Prohibition is a crime against humanity. It forces us to use shock therapy on the severely depressed since we've outlawed all viable alternatives. It denies medicines that could combat Alzheimer's and/or render it psychologically bearable.

"They have called thee Soma-lover: here is the pressed juice. Drink thereof for rapture." -Rig Veda (There would be no Hindu religion today had the drug war been in effect in the Punjab 3,500 years ago.)

Prohibitionists have blood on their hands. People do not naturally die in the tens of thousands from opioid use, notwithstanding the lies of 19th-century missionaries in China. It takes bad drug policy to accomplish that.

If I want to use the kind of drugs that have inspired entire religions, fight depression, or follow up on the research of William James into altered states, I should not have to live in fear of the DEA crashing down my door and shouting: "GO! GO! GO!"

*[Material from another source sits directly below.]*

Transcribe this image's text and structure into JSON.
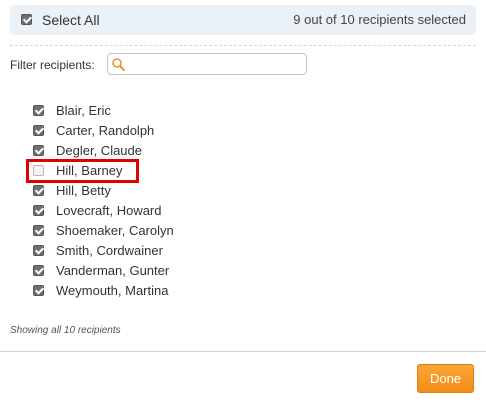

Like when Laura Sanders tells us in Science News that depression is an intractable problem, she should rather tell us: "Depression is an intractable problem... that is, in a world wherein we refuse to consider the benefits of 'drugs,' let alone to fight for their beneficial use."

The main form of drug war propaganda is censorship. That's why most Americans cannot imagine any positive uses for psychoactive substances, because the media and the government won't allow that.

Outlawing substances like laughing gas and MDMA makes no more sense than outlawing fire.

The Drug War is the most important evil to protest, precisely because almost everybody is afraid to do so. That's a clear sign that it is a cancer on the body politic.